Nightline co-anchor Bill Weir talked to TV Newser on Tuesday and offered a sarcastic answer to the question of how to be a careful journalist. Weir mocked, "Well, I've drastically scaled down the size of my meth lab."
He joked, "And I no longer tweet, you know, race baiting comments." When asked his impression of reporting from war zones in Iraq or Afghanistan, the ABC anchor fretted, "You know, the one drawback, and I'm not the first to bring it up, is when you're embedded with U.S. forces, you're really only seeing one side of the story."
Weir exclaimed, "thank goodness" for American troops and complimented them for "literally looking out for your life." But, he also complained, "And that's kind of one of the real joys that I find in this job is when the seat belt light goes off in some country you've never been to before and the door opens and there's new smells and new sights and you can really explore at your own pace. That doesn't happen in a war."
(This part of the TV Newser interview appeared on the website, Monday.) Weir also touted his own objectivity, asserting, "It's tempting to take the easy route and either take an ideological tack or squirt seltzer down your pants or do whatever it is to get attention."

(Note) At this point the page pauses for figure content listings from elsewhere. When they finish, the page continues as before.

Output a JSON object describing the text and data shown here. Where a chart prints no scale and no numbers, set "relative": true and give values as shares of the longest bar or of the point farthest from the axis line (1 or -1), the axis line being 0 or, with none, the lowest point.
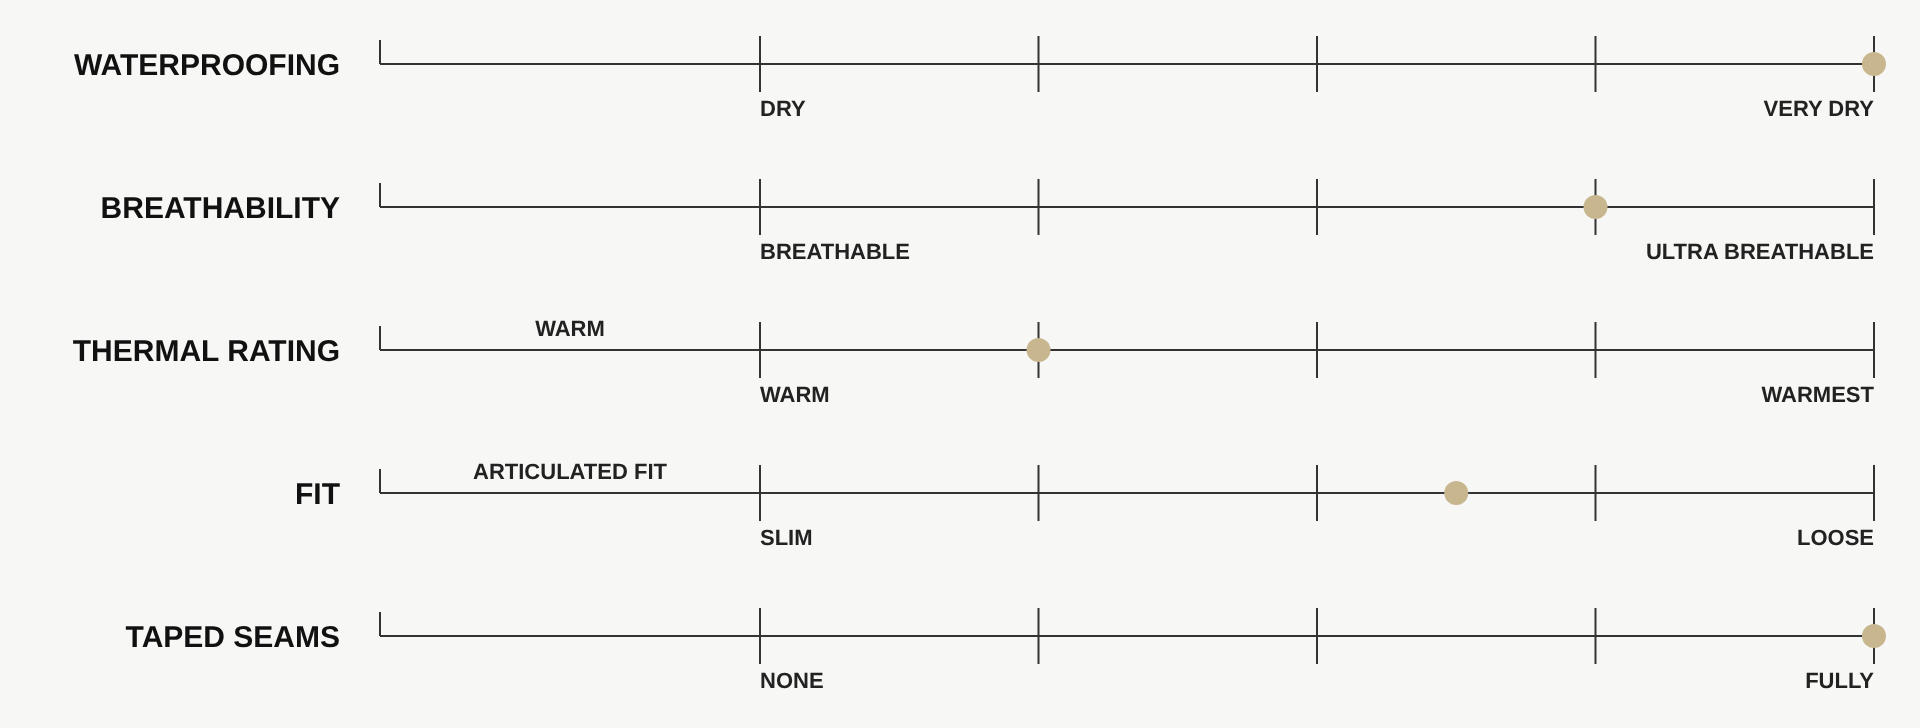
{
  "chart_data": {
    "type": "scatter",
    "orientation": "horizontal",
    "relative": true,
    "grid": true,
    "categories": [
      "WATERPROOFING",
      "BREATHABILITY",
      "THERMAL RATING",
      "FIT",
      "TAPED SEAMS"
    ],
    "values": [
      1,
      0.75,
      0.25,
      0.625,
      1
    ],
    "color": "#c8b68f",
    "marker": "circle",
    "annotations": [
      "DRY",
      "VERY DRY",
      "BREATHABLE",
      "ULTRA BREATHABLE",
      "WARM",
      "WARM",
      "WARMEST",
      "ARTICULATED FIT",
      "SLIM",
      "LOOSE",
      "NONE",
      "FULLY"
    ]
  }
}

What, exactly, does the ABC journalist think an "ideological tack" is? This is the same person who, on January 20, 2009, the day of Barack Obama's inauguration, famously proclaimed:
"We know that wind can make a cold day feel colder, but can national pride make a freezing day feel warmer? It seems to be the case because regardless of the final crowd number estimates, never have so many people shivered so long with such joy. From above, even the seagulls must have been awed by the blanket of humanity."
For more on Weir, see the MRC's Profile in Bias.

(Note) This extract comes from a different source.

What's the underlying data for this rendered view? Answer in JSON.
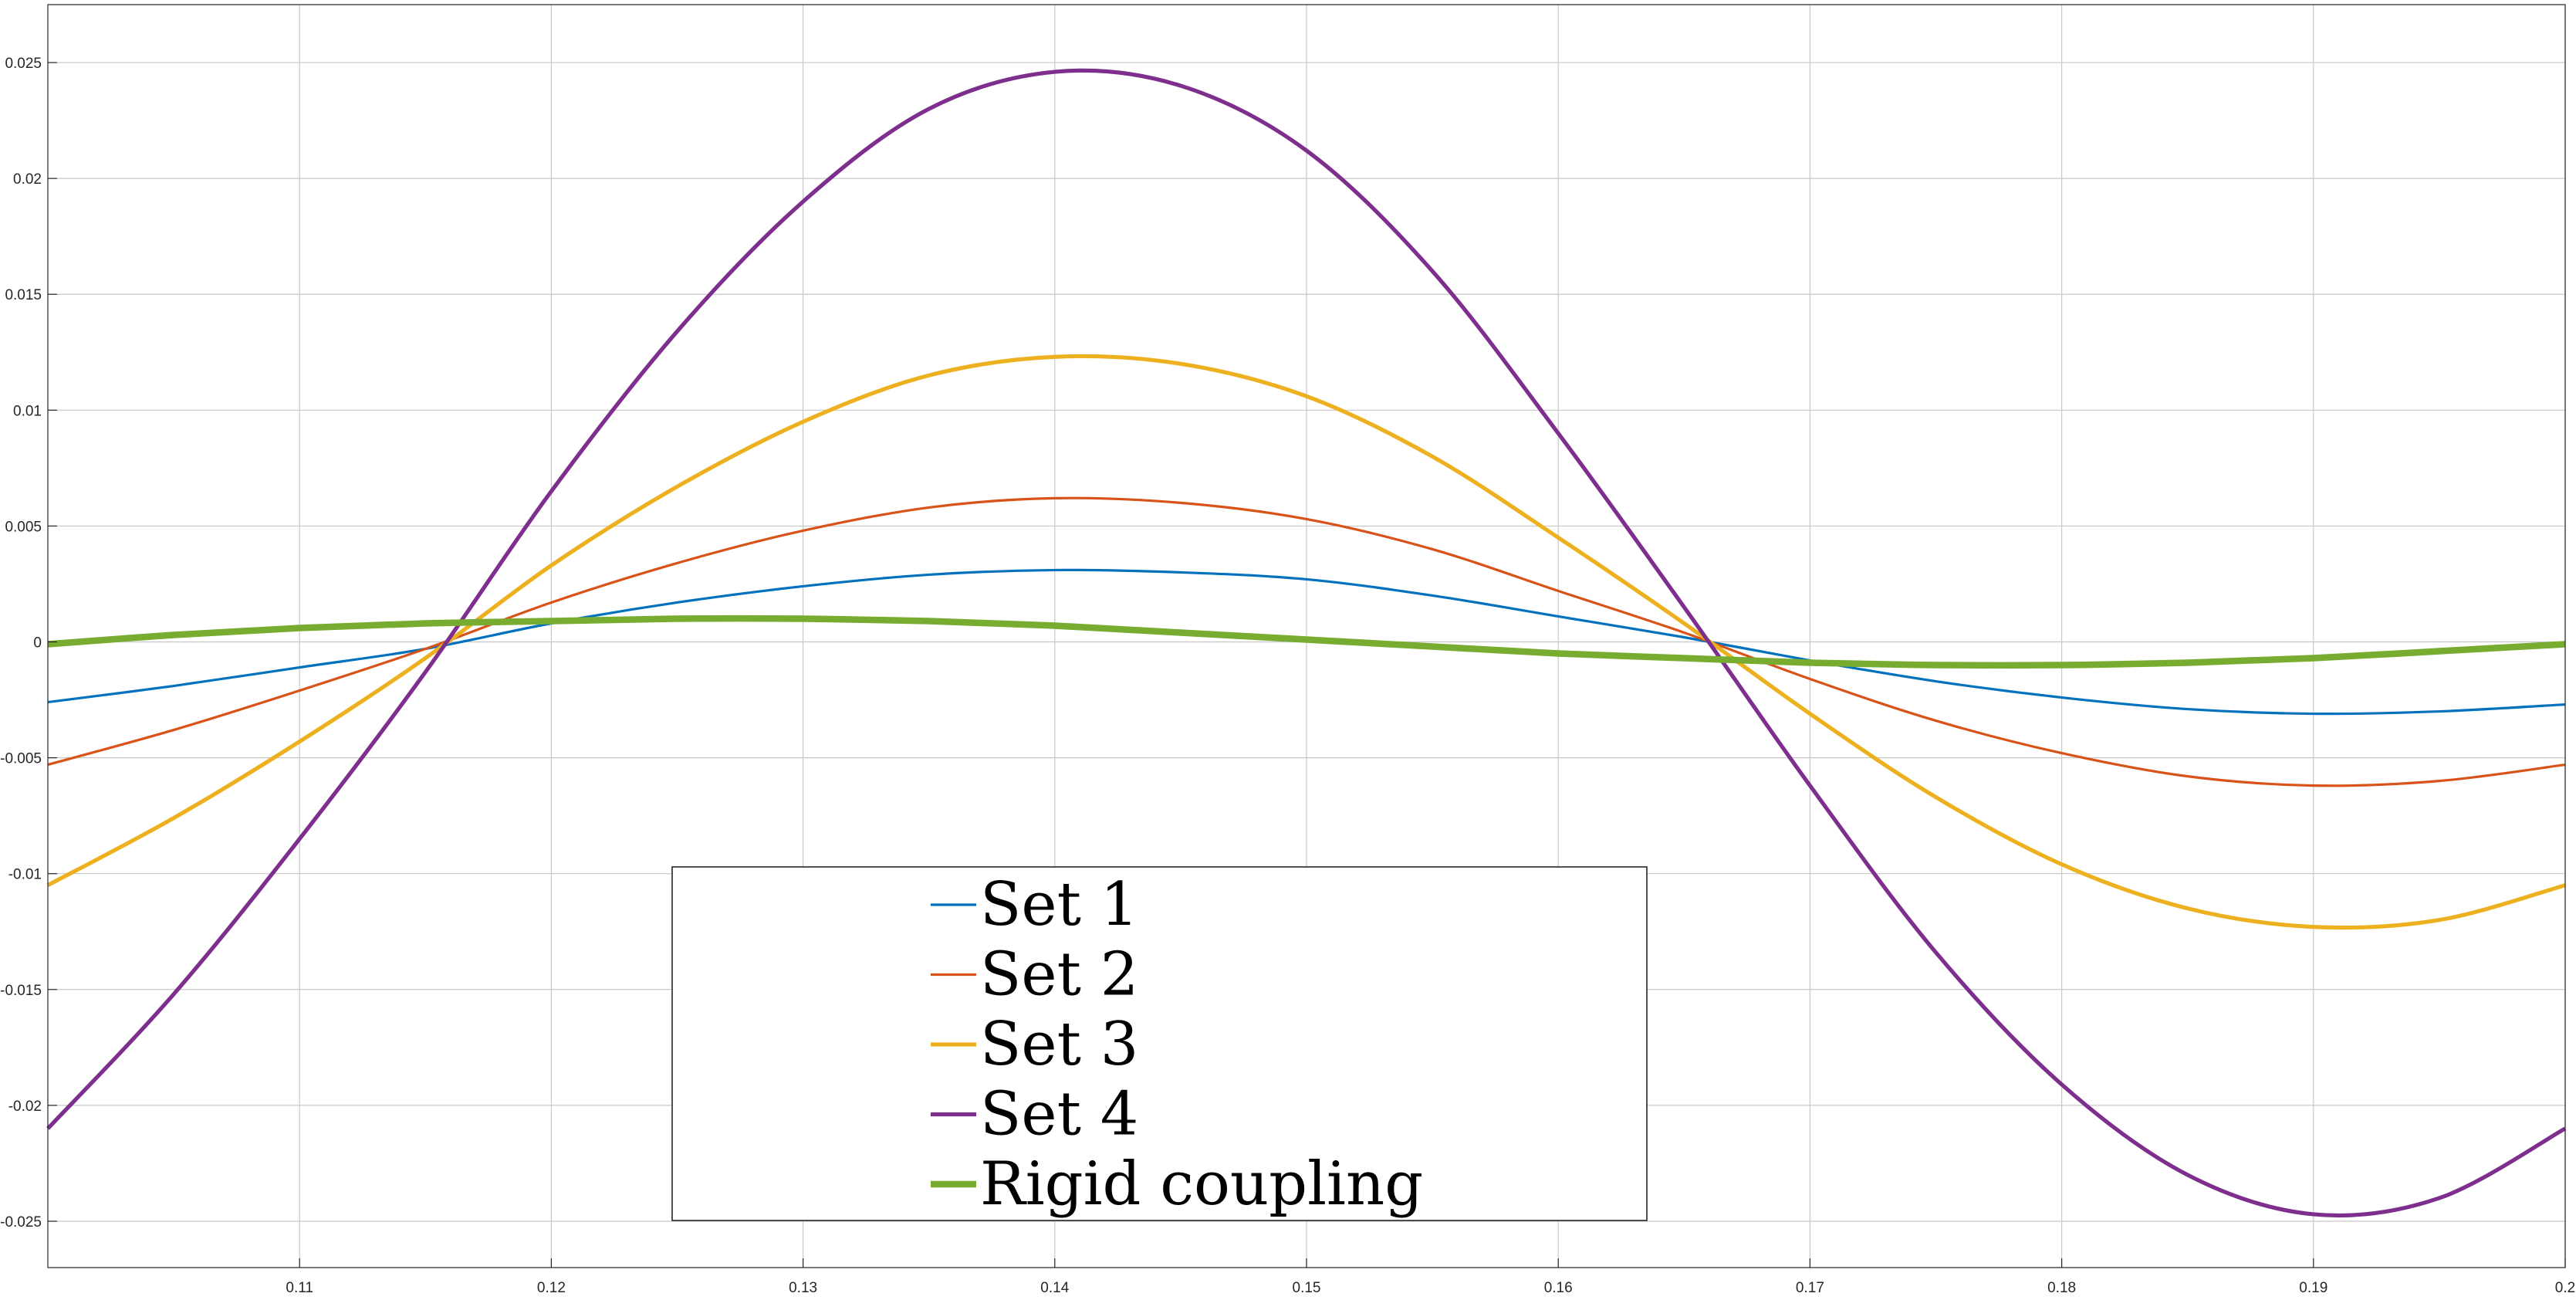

A partial transcript of the two segments can be found below:
5:20 into interview
CHRIS ARIENS (editorial director, Media Bistro.com): We've seen a fair number of journalists recently who have been suspended or fired for things they've said or done. Keith Olbermann, Rick Sanchez, Juan Williams, Helen Thomas. The list seems to go on and on. Do you ever worry about the things you say or the way that you, I don't know, the way you live your life outside of your news persona and how it might be perceived?
BILL WEIR: Yeah. Well, I've drastically scaled down the size of my meth lab.
ARIENS [Laughs]: That's good. Smart. Wise.
WEIR: Just out of, you know, an abundance of caution on that. Yes. And I no longer tweet, you know, race baiting comments. I made my salary for years as kind of being a smart ass, you know, at the end of the desk, especially when I was doing sports. And that allowed for that. It was a way to liven up those Clipper highlights on a nightly basis. Um, but when I came to ABC and they took, took a shot on me and sent me to war zones and hurricanes, I took that incredibly seriously. And I didn't want, you know, once you decide that this is the path and that this is your job, you set all that aside. And doing GMA, I miss the spontaneity. That's really where it's going to happen if it's going to happen. It's in a live heated satellite interview or it's in a moment when you toss off a bon mot. But, I think that I survived that. And, yeah. We're in such a bizarre time in terms of what the audience expectations are, how we're competing for eyeballs every night. It's tempting to take the easy route and either take an ideological tack or squirt seltzer down your pants or do whatever it is to get attention. But, I won't be making those mistakes, I hope.
ARIENS: And you'll air this. And when I do flame out famously, you'll have this in the can.
ARIENS: [Referring to Chilean miners story]: So, how does that compare with reporting from war zones, Iraq, Afghanistan, which you've been to both those countries?
WEIR: You know, the one drawback, and I'm not the first to bring it up, is when you're embedded with U.S. forces, you're really only seeing one side of the story. You're with American troops. Thank goodness, because they are literally looking out for your life. But, you don't get a chance to wander. And that's kind of one of the real joys that I find in this job is when the seat belt light goes off in some country you've never been to before and the door opens and there's new smells and new sights and you can really explore at your own pace. That doesn't happen in a war. But, I'm itching to go back nonetheless. I was in Afghanistan last January and I'm jumping up and down, hoping to go back again. That is the sort of, it's certainly my ultimate experience as a journalist.